第二に、北方領土に対する日本の立場を弱めかねません。
「自粛」というのは自ら制限することであって、強制ではありません。ですから、一個人であれば北方領土に自由に訪問していいだろう、と考える人もいるかもしれません。しかし、仮に個人の行動であっても、日本人がロシアの入国手続きを経て北方領土を訪問することが続けば、「なんだ日本人は北方領土におけるロシアの主権を認めているではないか」という認識を、ロシアやロシア以外の諸外国に与えかねません。こうしたことが「実績」として積み重なってしまうと、北方領土問題の解決から遠ざかってしまうのです。

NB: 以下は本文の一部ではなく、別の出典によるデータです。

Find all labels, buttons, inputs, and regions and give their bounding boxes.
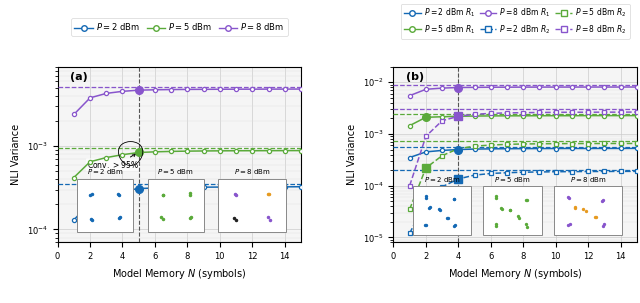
Text: (b): (b)	[406, 72, 424, 82]
Legend: $P = 2$ dBm $R_1$, $P = 5$ dBm $R_1$, $P = 8$ dBm $R_1$, $P = 2$ dBm $R_2$, $P =: $P = 2$ dBm $R_1$, $P = 5$ dBm $R_1$, $P…	[401, 4, 630, 38]
Bar	[77, 179, 133, 232]
Text: (a): (a)	[70, 72, 88, 82]
Bar	[413, 186, 471, 235]
X-axis label: Model Memory $N$ (symbols): Model Memory $N$ (symbols)	[112, 267, 246, 281]
Text: $P = 2$ dBm: $P = 2$ dBm	[424, 175, 461, 184]
Text: $P = 2$ dBm: $P = 2$ dBm	[86, 168, 124, 176]
Legend: $P = 2$ dBm, $P = 5$ dBm, $P = 8$ dBm: $P = 2$ dBm, $P = 5$ dBm, $P = 8$ dBm	[71, 18, 287, 36]
Bar	[148, 179, 204, 232]
Text: $P = 5$ dBm: $P = 5$ dBm	[494, 175, 531, 184]
Text: $P = 8$ dBm: $P = 8$ dBm	[234, 168, 271, 176]
Bar	[218, 179, 286, 232]
Y-axis label: NLI Variance: NLI Variance	[12, 124, 21, 185]
X-axis label: Model Memory $N$ (symbols): Model Memory $N$ (symbols)	[448, 267, 582, 281]
Y-axis label: NLI Variance: NLI Variance	[347, 124, 357, 185]
Text: $P = 8$ dBm: $P = 8$ dBm	[570, 175, 607, 184]
Text: Conv. $> 95\%$: Conv. $> 95\%$	[87, 154, 139, 170]
Bar	[483, 186, 542, 235]
Text: $P = 5$ dBm: $P = 5$ dBm	[157, 168, 194, 176]
Bar	[554, 186, 622, 235]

そして第三に、これは僕が考えたものですが、元島民の方の想いを踏みにじることになる、というものです。
1945年のソ連による北方領土占領時、島には1万7000人の島民が住んでいましたが、彼らは全員強制退去となり、北海道へと渡りました。元島民の方々は今日まで四島返還運動の前線に立たれており、故郷に思いをはせながらも、上述の枠組み以外では北方領土を訪れないようにされています。もし、目の前にありながらも決して訪れることのできない故郷にロシアの入国手続きを経て訪れている人がいたら、彼らの80年近くに渡る努力や故郷への想いはどうなってしまうのでしょうか。そして、島の写真を気安くSNSにアップロードしてしまうのは、彼らを愚弄することに等しい行いだと思います。
3.外国人なら訪問してよいのか?
その後回ってきたポストによると、今回訪問したアカウントの方は、どうやら日本語を話す中国籍の方のようです。

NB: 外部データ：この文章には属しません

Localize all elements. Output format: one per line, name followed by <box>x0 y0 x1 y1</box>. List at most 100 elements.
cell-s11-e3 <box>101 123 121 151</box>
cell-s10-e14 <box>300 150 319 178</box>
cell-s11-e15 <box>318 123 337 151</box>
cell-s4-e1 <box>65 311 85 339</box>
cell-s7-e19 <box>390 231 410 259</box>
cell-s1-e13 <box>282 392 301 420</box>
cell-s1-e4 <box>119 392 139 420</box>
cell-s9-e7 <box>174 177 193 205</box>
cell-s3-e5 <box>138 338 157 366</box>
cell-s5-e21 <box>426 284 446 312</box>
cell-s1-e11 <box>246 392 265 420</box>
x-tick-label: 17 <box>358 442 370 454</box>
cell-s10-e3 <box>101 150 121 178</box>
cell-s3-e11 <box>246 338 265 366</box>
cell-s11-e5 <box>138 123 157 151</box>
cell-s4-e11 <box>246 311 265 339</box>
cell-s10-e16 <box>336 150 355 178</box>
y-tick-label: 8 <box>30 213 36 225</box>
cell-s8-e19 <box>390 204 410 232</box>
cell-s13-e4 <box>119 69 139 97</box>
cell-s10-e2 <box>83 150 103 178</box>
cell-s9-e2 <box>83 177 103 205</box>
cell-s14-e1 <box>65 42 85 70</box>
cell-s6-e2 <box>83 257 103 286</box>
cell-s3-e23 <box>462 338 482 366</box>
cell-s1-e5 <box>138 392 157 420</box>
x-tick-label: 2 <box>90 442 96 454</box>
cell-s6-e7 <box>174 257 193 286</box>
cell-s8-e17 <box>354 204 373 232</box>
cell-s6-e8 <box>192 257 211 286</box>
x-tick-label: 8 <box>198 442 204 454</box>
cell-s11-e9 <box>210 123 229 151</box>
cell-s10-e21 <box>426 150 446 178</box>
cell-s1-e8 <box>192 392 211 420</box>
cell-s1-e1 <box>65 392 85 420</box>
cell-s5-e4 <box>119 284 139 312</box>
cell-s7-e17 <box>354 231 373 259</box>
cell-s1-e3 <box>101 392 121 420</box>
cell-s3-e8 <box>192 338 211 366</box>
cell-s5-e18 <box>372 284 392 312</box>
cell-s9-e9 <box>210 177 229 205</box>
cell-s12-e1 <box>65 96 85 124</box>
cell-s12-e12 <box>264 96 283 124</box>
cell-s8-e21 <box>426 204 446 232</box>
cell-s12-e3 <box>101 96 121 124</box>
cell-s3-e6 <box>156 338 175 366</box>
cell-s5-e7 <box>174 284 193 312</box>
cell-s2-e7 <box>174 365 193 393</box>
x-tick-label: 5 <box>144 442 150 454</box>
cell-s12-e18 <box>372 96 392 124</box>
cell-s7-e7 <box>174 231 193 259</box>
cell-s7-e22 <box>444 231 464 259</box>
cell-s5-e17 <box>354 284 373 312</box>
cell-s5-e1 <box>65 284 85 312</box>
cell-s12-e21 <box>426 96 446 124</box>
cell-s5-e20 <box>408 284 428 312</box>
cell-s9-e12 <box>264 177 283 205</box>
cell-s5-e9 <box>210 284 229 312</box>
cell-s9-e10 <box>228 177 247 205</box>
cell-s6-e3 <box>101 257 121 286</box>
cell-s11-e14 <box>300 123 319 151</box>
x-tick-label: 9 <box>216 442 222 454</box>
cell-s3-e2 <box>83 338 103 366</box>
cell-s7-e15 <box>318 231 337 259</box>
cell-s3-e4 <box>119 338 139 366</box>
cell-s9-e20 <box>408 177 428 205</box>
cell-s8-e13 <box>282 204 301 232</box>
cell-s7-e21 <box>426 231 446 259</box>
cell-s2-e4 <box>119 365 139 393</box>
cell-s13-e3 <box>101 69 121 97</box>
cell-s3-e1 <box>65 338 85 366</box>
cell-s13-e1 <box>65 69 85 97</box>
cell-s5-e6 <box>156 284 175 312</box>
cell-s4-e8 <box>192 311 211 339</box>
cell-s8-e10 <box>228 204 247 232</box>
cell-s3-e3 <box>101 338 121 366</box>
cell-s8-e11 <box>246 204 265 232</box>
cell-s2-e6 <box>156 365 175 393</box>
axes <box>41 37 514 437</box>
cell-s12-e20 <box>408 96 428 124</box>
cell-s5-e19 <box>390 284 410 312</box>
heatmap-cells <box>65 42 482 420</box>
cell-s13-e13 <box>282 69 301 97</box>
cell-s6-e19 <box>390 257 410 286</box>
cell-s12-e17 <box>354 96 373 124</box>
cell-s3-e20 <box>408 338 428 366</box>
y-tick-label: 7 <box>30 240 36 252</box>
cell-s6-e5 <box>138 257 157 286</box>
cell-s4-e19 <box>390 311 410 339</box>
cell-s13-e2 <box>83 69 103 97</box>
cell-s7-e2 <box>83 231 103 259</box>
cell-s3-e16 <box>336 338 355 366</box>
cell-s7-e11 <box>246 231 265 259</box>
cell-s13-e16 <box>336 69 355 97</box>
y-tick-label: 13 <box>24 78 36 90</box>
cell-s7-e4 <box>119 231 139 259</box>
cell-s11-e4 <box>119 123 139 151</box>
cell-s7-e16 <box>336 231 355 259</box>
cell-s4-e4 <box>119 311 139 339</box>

これを見て、「日本人ではないのだから、とやかくいうことはできないだろう」という意見も見かけました。しかし、日露以外の第三国の方であっても、ロシアの入国手続きを経て北方領土を訪問することは、四島が日本の主権下にあるという日本政府の主張を冒すものになります。先日も、駐露ルーマニア公使が北方領土を訪問し、日本政府は苦言を呈しています。
日本人の場合と同じで、外国人の北方領土訪問が続けば、北方領土問題に関する日本の立場を弱め、ロシアの実効支配を強めることにつながります。なぜなら「日露以外の第三国も、北方領土はロシアの主権下にあると認めている」というお墨付きを与えかねないからです。たとえそれが観光であったとしても、ロシアによる観光地化を進め、経済的な支配も進めてしまうことにもなります。

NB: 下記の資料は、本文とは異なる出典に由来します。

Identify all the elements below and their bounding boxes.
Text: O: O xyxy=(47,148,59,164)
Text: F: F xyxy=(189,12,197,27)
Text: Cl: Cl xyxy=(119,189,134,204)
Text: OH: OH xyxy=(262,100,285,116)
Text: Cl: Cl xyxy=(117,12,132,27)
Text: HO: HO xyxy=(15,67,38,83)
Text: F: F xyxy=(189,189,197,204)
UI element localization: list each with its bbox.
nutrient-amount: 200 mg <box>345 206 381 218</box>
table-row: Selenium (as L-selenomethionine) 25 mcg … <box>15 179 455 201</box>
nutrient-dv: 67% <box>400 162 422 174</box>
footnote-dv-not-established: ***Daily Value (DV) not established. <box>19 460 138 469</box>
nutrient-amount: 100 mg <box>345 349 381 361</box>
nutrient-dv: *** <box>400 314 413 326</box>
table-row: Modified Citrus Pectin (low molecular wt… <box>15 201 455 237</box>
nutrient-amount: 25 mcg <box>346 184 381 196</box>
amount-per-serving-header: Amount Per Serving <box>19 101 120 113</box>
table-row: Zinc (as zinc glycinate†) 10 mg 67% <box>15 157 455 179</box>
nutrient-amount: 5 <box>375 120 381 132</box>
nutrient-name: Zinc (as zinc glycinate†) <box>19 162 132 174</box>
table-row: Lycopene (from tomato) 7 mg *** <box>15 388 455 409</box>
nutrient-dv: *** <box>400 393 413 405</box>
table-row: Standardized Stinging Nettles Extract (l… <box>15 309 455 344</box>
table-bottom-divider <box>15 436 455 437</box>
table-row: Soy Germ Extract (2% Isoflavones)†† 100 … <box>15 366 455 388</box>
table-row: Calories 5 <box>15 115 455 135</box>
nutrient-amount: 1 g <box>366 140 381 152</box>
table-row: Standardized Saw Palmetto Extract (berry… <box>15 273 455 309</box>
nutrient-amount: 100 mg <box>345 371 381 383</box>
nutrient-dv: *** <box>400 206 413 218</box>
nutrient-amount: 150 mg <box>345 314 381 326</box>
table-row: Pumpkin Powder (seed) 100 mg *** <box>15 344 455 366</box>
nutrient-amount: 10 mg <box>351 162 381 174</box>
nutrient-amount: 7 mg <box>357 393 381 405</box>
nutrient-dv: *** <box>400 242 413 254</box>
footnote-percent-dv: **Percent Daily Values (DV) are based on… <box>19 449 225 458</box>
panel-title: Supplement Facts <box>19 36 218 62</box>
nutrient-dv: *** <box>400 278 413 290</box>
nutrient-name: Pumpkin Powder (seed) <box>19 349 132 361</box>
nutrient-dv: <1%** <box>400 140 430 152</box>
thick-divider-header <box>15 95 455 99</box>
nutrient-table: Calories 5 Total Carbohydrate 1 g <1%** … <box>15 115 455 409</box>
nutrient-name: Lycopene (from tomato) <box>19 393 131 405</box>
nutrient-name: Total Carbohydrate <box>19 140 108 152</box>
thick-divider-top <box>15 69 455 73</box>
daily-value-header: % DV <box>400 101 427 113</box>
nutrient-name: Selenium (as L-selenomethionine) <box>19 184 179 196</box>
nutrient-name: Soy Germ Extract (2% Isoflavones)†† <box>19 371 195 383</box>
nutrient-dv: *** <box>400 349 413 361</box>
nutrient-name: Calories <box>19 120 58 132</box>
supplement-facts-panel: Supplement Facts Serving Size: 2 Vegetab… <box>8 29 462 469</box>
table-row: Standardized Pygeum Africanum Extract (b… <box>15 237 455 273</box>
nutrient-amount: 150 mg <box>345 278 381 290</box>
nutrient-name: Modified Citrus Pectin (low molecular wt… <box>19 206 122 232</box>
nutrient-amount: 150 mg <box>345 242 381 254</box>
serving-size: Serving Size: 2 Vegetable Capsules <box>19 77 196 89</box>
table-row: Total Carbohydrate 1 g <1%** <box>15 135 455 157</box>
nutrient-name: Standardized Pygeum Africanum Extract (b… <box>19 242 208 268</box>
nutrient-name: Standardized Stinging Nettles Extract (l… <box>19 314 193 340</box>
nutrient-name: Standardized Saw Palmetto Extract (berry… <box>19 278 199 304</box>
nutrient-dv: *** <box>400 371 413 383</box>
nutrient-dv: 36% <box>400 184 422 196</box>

ちなみにですが、中国の北方領土に関する主張は、かつては日本寄りでした。というのも、冷戦時代は中ソは激しく対立し、日ソ関係も決して良好ではなかった一方で、日中関係は国交正常化後に急速に改善したからです。しかし、末期のソ連や新生ロシアは中ソ・中露関係の改善に努め、2004年には対立の要因だった国境紛争を解決します。このため、中露が接近した結果、中国政府は北方領土に関して公的な立場を示さなくなっています。
4.まとめ
もし、今回訪問した方のように、訪問したルートや島の状況をSNSで拡散すれば、「こうやったら行けるのか」、「こんな綺麗な場所なら行ってみたい」と思い、マネをする人が増えかねません。特に、ネット上のインフルエンサーがマネして訪問し、今度はそれをマネしてその視聴者が訪問する、という流れができてしまいそうで恐ろしいです。
島への訪問者が増えれば、ロシアのメディアは「こんなに日本人が島を訪れている」と報道することでしょう。そうやって、国内に、そして国外に対しても、北方領土(ロシア風にいえば南クリル)がロシアの領土であることを誇示するプロパガンダに使われてしまうのです。
「一個人の行いだからいい」というわけではありません。「個人だから」といってみんなが行えば、それは「集団の行動」になります。そしてそれが「日本人」であれば、「日本人の行動」になります。いくら「私は個人だから」といっても、第三者がどう判断するか、そしてロシアがどう利用するのかは別の話です。
今回の出来事がどのような影響を与えるかはわかりませんが、日本人として慎んだ行動ができるように願います。
最後までお読みいただき、ありがとうございました。